The Yarmouk camp, home to the largest Palestinian community in the country before the start of the conflict, was besieged by government forces in December 2012, resulting in widespread malnutrition and in some cases death from starvation. While some humanitarian relief has entered Yarmouk since then, residents who remain there are denied access to life-saving medical assistance and adequate food supplies. Half of the Palestinians who lived in Syria when the conflict began have been displaced as a result of the conflict, the Office for the Coordination of Humanitarian Affairs reported. Government forces have also arbitrarily detained and tortured Palestinians.

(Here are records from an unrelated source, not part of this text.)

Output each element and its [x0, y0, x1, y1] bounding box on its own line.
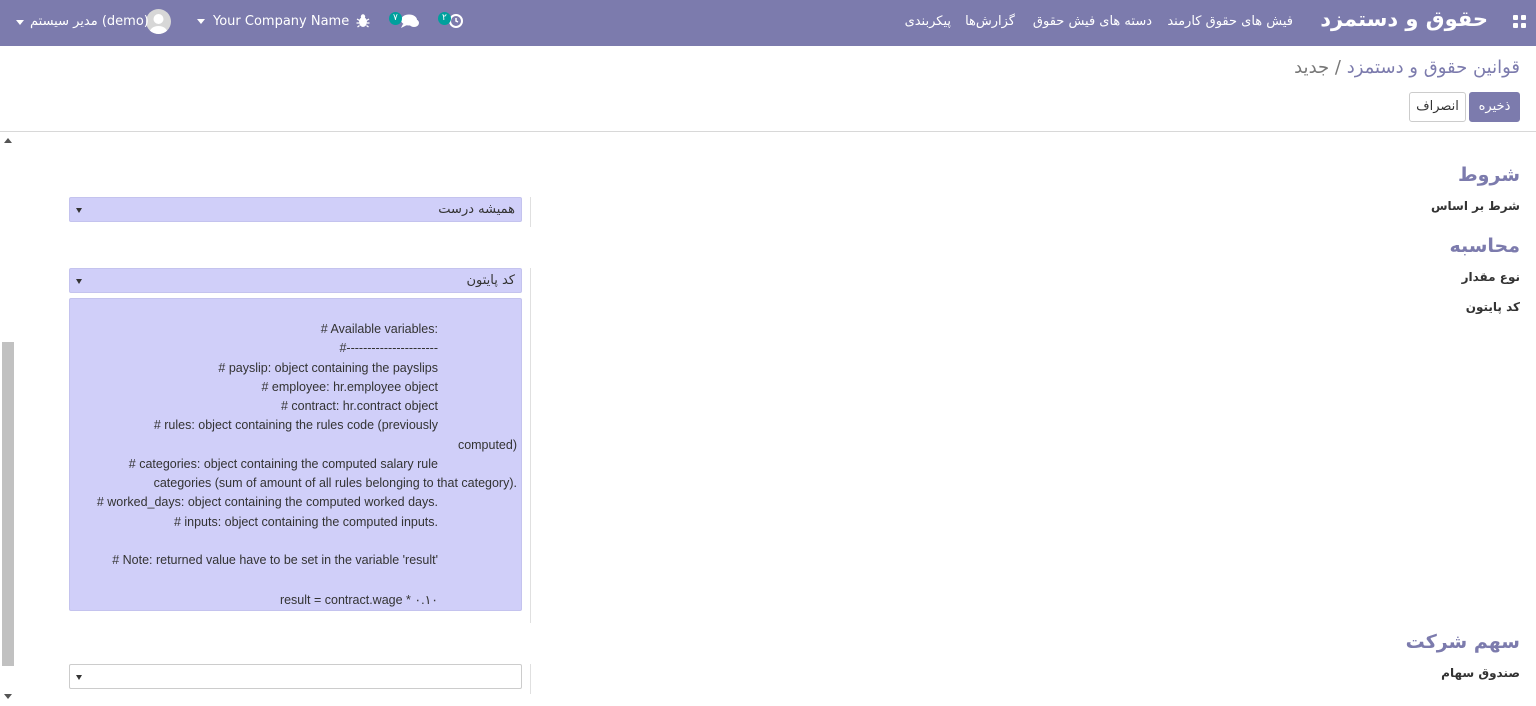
breadcrumb-parent[interactable]: قوانین حقوق و دستمزد: [1347, 57, 1520, 78]
chat-badge: ۷: [389, 12, 402, 25]
breadcrumb-current: جدید: [1294, 57, 1330, 78]
code-line: # Available variables:: [320, 322, 438, 336]
top-navbar: حقوق و دستمزد فیش های حقوق کارمند دسته ه…: [0, 0, 1536, 46]
dropdown-arrow-icon: [76, 208, 82, 213]
condition-based-on-value: همیشه درست: [438, 202, 515, 217]
field-separator: [530, 268, 531, 623]
breadcrumb: قوانین حقوق و دستمزد / جدید: [1294, 57, 1520, 78]
app-brand[interactable]: حقوق و دستمزد: [1320, 7, 1488, 31]
amount-type-label: نوع مقدار: [1461, 270, 1520, 284]
company-name: Your Company Name: [213, 14, 350, 29]
user-avatar[interactable]: [146, 9, 171, 34]
code-line: # worked_days: object containing the com…: [96, 495, 438, 509]
dropdown-arrow-icon: [76, 279, 82, 284]
field-separator: [530, 197, 531, 227]
menu-item-employee-payslips[interactable]: فیش های حقوق کارمند: [1167, 14, 1293, 29]
menu-item-reports[interactable]: گزارش‌ها: [965, 14, 1015, 29]
user-name: مدیر سیستم (demo): [30, 14, 149, 29]
amount-type-value: کد پایتون: [466, 273, 515, 288]
menu-item-payslip-batches[interactable]: دسته های فیش حقوق: [1033, 14, 1152, 29]
amount-type-select[interactable]: کد پایتون: [69, 268, 522, 293]
discard-button[interactable]: انصراف: [1409, 92, 1466, 122]
code-line: categories (sum of amount of all rules b…: [153, 476, 517, 490]
company-switcher[interactable]: Your Company Name: [197, 14, 349, 29]
code-line: computed): [457, 438, 517, 452]
python-code-editor[interactable]: # Available variables: #----------------…: [69, 298, 522, 611]
dropdown-arrow-icon: [76, 675, 82, 680]
user-menu[interactable]: مدیر سیستم (demo): [16, 14, 149, 29]
scroll-up-arrow-icon[interactable]: [4, 138, 12, 143]
code-line: # employee: hr.employee object: [261, 380, 439, 394]
code-line: # Note: returned value have to be set in…: [112, 553, 438, 567]
contribution-register-select[interactable]: [69, 664, 522, 689]
computation-title: محاسبه: [1449, 235, 1520, 257]
python-code-label: کد پایتون: [1465, 300, 1520, 314]
company-contribution-title: سهم شرکت: [1405, 631, 1520, 653]
apps-menu-icon[interactable]: [1513, 15, 1527, 29]
breadcrumb-separator: /: [1334, 57, 1341, 78]
scrollbar-thumb[interactable]: [2, 342, 14, 666]
contribution-register-label: صندوق سهام: [1441, 666, 1520, 680]
code-line: #----------------------: [339, 341, 438, 355]
code-line: result = contract.wage * ۰.۱۰: [279, 593, 438, 607]
chevron-down-icon: [197, 19, 205, 24]
chevron-down-icon: [16, 20, 24, 25]
debug-bug-icon[interactable]: [356, 13, 370, 29]
save-button[interactable]: ذخیره: [1469, 92, 1520, 122]
conditions-title: شروط: [1457, 164, 1520, 186]
code-line: # inputs: object containing the computed…: [173, 515, 438, 529]
code-line: # contract: hr.contract object: [280, 399, 438, 413]
condition-based-on-select[interactable]: همیشه درست: [69, 197, 522, 222]
control-panel-divider: [0, 131, 1536, 132]
condition-based-on-label: شرط بر اساس: [1430, 199, 1520, 213]
activity-badge: ۲: [438, 12, 451, 25]
field-separator: [530, 664, 531, 694]
code-line: # payslip: object containing the payslip…: [218, 361, 438, 375]
scroll-down-arrow-icon[interactable]: [4, 694, 12, 699]
code-line: # rules: object containing the rules cod…: [153, 418, 438, 432]
menu-item-configuration[interactable]: پیکربندی: [905, 14, 951, 29]
code-line: # categories: object containing the comp…: [128, 457, 438, 471]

Since the conflict began, approximately 60,000 Palestinians from Syria have registered in Lebanon with UNRWA.
On November 25, 2013, Human Rights Watch wrote to the Lebanese minister of interior to raise concerns about “an apparent change in practice, and perhaps in policy, that seems to have begun in early August 2013 whereby Palestinians generally are denied entry from Syria.” At that time, seven Palestinians from Syria who were stranded at the Masnaa crossing told Human Rights Watch that they were being denied entry. Some of the Palestinians stranded at the border said they had previously crossed into Lebanon without any problem, and they said that when they asked for an explanation, General Security officials at the border were either not forthcoming or became hostile or threatened to respond with a one-year or one-month bar on entry. The Ministry of Interior did not respond to the letter.
Human Rights Watch has also documented the Jordanian government’s policy of pushing back Palestinian refugees from Syria trying to enter Jordan from Syria at the border, without considering their claims for asylum in Jordan. In violation of its international legal obligations, Jordan banned entry to all Palestinians from Syria in October 2012, denying refuge to those trying to flee Syria and rendering the presence of those already in the kingdom illegal, thereby increasing their vulnerability to exploitation, arrest, and deportation. According to the March 2014 Syria Needs Analysis Projectreport, Jordanian authorities have forcibly returned over 100 Palestinians to Syria, including deportations of women, children, and injured individuals. In one case, a Palestinian was arrested in late 2012 at his home in Syria 20 days after he was forcibly returned from Jordan, and his body was later dumped on the street in front of his father’s house, showing bullet wounds and signs of torture, according to informed sources who asked not to be named.
“Concerned governments should generously assist neighboring countries, including Lebanon, so that they can meet the needs of refugees and asylum seekers from Syria,” Stork said.